The limiting factor would be testing the new vaccine for safety and efficacy, but even there, it’s possible it wouldn’t take as long as the first vaccine did since regulatory agencies like the U.S. Food and Drug Administration might see the new version as a strain change similar to the changes made each year to the flu vaccine. “The agency has experience with other situations where such changes are needed, for example, as is the case with influenza virus vaccines,” a spokesperson from the FDA said in a statement to TIME. “FDA has already given thought to developing a potential pathway, should changes need to be made to authorized COVID-19 vaccines or other products based on information on emerging variants.” If the annual flu shot is the model, then instead of extensive clinical studies involving tens of thousands of people, for example, the agency might only require studies with a few dozen. And there is already an ideal group of people who might volunteer for these studies for a revised COVID-19 vaccine: the same people who participated in the company’s Phase 1 studies who are now about one year out from their vaccinations.

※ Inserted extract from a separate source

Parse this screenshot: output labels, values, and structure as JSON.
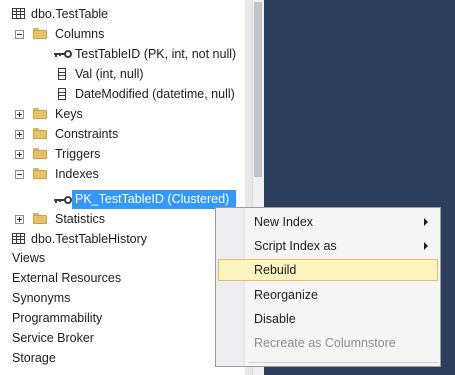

Hoge stresses that the company’s decision to develop a version against the South African strain is purely precautionary. “What we’re doing is bringing forward a [vaccine] candidate with the new information and moving to quickly test it to show we can close the gap on the South African strain,” he says. “If we do that, that’s great news. Then the question for everybody else becomes, do we leave it in the medicine cabinet and do nothing with it, and only pull it out in a hurry when we need it? Or do we make an updated vaccine now? Those are questions we can’t answer today because it depends on what happens over the next two to three months.”
Hoge says that it’s simply prudent to prepare for the virus to possibly break through vaccine-induced protection. “We’ve got a great vaccine now so it’s not an emergency in that sense,” he says. “But this virus isn’t standing still and we also need to be trying to get ahead of it.”